Watch Out for That Iceberg!

The world is made of beliefs. Everything you see, hear, touch, taste, and feel is created from or interpreted by beliefs. Some of them are unique to you, but the majority originate from your environment. You were born into a world full of beliefs, and as you grew up, you were socialized into accepting those beliefs as true. Basically, we all live in a world of other people’s ideas, and somewhere along the way, we’ve taken them as our own. We’ve agreed to the beliefs and take them as ‘the truth.’

As we grow up, it’s very common to forget that we’ve accepted these belief systems as the ‘right’ answer. We forget that they are subjective and malleable. Then, at some point in our lives, for whatever reason, we decide to change something about ourselves-lose weight, earn more money, find a partner, leave a partner, have more compassion, become more intelligent, get more work done, remember our dreams, etc. This motivation to improve is a fundamental characteristic of consciousness. We work hard at making these changes, struggling against ourselves, hoping to surmount a lifetime of conditioning and habit. Sometimes, we are successful, but most times after a few hours, days, or weeks, we revert back to our old familiar patterns.

But what is it that prevents us from transforming into the people we wish to become? Why is it that Jeff can’t stop eating Twinkies, and, therefore, can’t lose that extra 108 lb? Why is it that despite her best intentions, Emily can’t find a way to be nice to anyone, even to herself? Why is it that Rich fails to become rich, despite all his talent and intelligence?

The answer to each of these is belief. Deep down, the person has a belief that conflicts with the change they want make in their lives. It’s very much like the Titantic.

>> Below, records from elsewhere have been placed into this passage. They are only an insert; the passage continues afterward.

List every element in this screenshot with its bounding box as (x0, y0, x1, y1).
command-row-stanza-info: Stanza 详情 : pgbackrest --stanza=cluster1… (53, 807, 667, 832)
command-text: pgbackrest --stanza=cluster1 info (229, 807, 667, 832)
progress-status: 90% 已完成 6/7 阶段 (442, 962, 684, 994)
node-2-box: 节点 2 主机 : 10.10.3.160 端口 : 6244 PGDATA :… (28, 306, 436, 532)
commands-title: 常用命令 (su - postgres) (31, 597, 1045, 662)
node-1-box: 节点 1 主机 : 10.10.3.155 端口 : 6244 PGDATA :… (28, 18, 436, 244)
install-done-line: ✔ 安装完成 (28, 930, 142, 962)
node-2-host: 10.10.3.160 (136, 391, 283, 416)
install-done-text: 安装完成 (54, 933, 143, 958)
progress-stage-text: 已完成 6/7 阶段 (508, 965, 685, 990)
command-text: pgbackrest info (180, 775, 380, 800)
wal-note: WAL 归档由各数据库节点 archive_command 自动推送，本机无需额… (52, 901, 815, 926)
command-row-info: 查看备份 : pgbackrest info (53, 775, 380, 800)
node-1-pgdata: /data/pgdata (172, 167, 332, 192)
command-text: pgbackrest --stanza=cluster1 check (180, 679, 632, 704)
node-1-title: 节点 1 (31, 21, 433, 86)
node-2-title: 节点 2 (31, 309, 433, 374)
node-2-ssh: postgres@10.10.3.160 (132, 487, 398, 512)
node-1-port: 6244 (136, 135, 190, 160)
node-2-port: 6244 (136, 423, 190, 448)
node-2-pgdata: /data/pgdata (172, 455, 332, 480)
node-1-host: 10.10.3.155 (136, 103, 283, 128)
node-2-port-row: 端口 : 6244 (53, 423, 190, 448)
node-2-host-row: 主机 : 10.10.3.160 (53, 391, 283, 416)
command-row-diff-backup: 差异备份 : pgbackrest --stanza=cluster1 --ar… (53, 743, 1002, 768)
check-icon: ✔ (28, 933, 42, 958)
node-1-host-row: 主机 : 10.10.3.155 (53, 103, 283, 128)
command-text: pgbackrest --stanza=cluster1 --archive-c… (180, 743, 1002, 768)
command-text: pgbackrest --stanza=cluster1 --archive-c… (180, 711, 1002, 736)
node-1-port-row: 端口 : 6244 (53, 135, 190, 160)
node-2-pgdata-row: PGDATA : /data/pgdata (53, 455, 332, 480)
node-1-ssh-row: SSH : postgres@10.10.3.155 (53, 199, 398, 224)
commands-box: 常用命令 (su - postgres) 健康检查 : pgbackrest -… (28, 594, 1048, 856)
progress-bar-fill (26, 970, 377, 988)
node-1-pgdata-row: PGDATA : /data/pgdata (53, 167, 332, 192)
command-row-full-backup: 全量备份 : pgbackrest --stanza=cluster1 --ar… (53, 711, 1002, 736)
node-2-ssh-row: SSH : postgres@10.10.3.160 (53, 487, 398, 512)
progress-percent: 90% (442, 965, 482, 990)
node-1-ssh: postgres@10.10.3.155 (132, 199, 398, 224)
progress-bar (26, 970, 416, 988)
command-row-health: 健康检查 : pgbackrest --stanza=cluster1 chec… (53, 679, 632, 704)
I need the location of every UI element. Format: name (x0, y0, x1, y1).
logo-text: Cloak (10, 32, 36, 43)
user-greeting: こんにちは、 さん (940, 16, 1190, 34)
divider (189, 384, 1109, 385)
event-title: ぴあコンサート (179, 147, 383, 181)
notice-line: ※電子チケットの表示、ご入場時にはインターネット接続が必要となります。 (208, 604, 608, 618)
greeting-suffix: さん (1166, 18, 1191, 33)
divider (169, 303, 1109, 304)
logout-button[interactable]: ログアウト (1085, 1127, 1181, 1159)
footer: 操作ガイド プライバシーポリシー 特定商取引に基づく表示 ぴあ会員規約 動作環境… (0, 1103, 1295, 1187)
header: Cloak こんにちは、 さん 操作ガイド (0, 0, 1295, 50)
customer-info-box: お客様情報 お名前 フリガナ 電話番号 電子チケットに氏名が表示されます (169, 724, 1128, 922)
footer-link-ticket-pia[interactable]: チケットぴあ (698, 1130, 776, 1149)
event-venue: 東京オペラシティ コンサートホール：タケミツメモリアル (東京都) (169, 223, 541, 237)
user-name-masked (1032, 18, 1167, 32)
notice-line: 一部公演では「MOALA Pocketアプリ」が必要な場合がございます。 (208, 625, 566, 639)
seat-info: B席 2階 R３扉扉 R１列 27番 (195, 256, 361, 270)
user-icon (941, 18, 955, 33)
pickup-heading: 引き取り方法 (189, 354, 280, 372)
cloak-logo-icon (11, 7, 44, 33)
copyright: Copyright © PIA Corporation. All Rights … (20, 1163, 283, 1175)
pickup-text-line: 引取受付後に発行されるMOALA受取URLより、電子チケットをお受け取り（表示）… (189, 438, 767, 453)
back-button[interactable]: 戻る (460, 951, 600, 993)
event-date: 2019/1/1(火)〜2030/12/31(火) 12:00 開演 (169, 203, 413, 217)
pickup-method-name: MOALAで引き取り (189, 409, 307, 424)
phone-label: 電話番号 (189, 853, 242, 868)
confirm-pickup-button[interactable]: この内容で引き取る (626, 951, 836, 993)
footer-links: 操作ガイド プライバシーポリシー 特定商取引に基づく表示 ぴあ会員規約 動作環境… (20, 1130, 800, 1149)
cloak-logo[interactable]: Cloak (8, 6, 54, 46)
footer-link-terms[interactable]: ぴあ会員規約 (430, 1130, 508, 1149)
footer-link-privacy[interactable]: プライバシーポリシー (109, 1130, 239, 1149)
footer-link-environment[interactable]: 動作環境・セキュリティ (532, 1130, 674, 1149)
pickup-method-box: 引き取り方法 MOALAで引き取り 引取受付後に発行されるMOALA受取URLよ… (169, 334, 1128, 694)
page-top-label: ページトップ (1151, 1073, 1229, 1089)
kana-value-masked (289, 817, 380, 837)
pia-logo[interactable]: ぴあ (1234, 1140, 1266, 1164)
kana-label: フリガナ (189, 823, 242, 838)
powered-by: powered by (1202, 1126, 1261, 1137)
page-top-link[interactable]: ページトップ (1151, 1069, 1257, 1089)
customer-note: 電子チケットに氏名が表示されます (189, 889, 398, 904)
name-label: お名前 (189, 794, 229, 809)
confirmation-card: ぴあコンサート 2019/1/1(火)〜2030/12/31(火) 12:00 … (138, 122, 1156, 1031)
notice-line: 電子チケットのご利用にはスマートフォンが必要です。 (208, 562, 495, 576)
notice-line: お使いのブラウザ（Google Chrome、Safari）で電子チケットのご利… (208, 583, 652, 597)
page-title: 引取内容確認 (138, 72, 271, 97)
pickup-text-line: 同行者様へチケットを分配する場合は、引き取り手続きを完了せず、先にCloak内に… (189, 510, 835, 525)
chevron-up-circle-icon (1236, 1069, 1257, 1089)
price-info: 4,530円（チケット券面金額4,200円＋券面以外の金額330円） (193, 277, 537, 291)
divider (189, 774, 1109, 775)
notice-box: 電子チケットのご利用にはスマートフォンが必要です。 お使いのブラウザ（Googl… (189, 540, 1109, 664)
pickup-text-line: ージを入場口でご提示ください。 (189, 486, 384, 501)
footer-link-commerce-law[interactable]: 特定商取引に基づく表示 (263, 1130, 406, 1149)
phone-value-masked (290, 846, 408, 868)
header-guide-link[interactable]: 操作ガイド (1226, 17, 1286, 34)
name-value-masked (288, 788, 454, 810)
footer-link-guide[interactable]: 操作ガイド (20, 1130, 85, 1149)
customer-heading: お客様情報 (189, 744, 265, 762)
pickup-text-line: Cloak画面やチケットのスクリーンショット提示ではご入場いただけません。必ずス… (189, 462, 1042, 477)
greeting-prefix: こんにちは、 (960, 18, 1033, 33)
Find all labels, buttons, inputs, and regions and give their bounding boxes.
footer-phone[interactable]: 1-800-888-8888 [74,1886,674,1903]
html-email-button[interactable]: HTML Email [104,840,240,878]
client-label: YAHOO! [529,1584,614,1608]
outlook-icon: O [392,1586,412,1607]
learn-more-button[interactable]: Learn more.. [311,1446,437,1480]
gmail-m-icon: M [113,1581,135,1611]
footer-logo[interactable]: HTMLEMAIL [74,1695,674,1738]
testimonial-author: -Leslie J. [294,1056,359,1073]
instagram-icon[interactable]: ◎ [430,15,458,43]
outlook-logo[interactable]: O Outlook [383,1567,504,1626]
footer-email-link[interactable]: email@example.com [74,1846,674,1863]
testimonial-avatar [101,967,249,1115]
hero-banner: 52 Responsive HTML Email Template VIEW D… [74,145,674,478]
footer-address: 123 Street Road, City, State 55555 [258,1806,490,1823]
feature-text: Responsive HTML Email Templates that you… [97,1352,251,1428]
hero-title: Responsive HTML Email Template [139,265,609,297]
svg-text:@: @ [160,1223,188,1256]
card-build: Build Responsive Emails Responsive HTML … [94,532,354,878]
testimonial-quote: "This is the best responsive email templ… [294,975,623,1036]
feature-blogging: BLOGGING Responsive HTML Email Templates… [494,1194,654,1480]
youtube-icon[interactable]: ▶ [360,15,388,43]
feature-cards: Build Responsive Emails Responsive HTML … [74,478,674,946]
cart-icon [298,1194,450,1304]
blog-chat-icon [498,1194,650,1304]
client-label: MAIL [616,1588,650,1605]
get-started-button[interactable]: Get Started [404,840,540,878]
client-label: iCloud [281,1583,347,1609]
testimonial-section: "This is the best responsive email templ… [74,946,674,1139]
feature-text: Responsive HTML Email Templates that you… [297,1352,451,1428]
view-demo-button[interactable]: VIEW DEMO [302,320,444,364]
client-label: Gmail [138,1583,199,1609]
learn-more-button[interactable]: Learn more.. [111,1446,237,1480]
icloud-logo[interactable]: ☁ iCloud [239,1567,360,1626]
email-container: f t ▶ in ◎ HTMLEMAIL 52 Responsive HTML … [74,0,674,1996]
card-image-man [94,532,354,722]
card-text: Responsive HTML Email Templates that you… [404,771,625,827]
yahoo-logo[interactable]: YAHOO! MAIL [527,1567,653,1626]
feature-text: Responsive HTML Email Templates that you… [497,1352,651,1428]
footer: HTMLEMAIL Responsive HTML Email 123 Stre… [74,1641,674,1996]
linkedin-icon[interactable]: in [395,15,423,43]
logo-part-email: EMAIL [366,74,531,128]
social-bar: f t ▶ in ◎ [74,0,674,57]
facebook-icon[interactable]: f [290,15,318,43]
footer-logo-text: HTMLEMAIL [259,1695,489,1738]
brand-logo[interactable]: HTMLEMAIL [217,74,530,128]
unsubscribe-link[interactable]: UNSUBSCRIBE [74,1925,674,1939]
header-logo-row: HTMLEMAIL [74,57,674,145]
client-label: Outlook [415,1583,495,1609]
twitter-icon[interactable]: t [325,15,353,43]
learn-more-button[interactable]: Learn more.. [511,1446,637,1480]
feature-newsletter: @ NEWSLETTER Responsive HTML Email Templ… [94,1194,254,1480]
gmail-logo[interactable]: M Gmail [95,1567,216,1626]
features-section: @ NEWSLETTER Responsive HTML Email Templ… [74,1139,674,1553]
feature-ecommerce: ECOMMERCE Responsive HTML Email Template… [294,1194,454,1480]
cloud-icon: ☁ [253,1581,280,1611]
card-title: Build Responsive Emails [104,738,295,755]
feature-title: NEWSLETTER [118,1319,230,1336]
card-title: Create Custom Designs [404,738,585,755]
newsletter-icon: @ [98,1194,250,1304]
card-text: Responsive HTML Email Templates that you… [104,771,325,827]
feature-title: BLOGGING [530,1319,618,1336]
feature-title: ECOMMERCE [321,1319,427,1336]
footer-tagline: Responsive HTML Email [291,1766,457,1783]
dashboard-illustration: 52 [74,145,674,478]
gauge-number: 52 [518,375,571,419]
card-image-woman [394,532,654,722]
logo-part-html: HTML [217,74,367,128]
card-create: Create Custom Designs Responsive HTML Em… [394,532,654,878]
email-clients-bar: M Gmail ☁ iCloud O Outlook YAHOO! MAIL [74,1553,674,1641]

Even though there is much concern over global warming and shrinking polar caps, the frigid waters of the poles are still littered with icebergs. But in 1912, when the Titanic set sail from Southampton, England bound for New York City, there were even more of these frozen behemoths. The Titanic was the pinnacle of its day, the highest standard in luxury and extravagance. It was a testament to the beauty that mankind could create, the collaboration of so many lives, so much human effort, into the construction of a floating wonderland. After setting sail, Captain Edward John Smith received warning of icebergs further south than predicted. Being careful, he deviated his course into warmer water, believing that was enough to avoid these dangerous ice-cubes. But he was wrong, and the luxury liner-the crème de la crème of haute-couture-barreled straight into one of these floating mountains of ice. Suddenly, the hopes and dreams of so many, the futures, the lives of these people, all of that was dashed away into oblivion because of an iceberg, only one-ninth of which was visible to human eyes. The rest of it, the part that did the most damage, lay silently underwater, hidden from sight.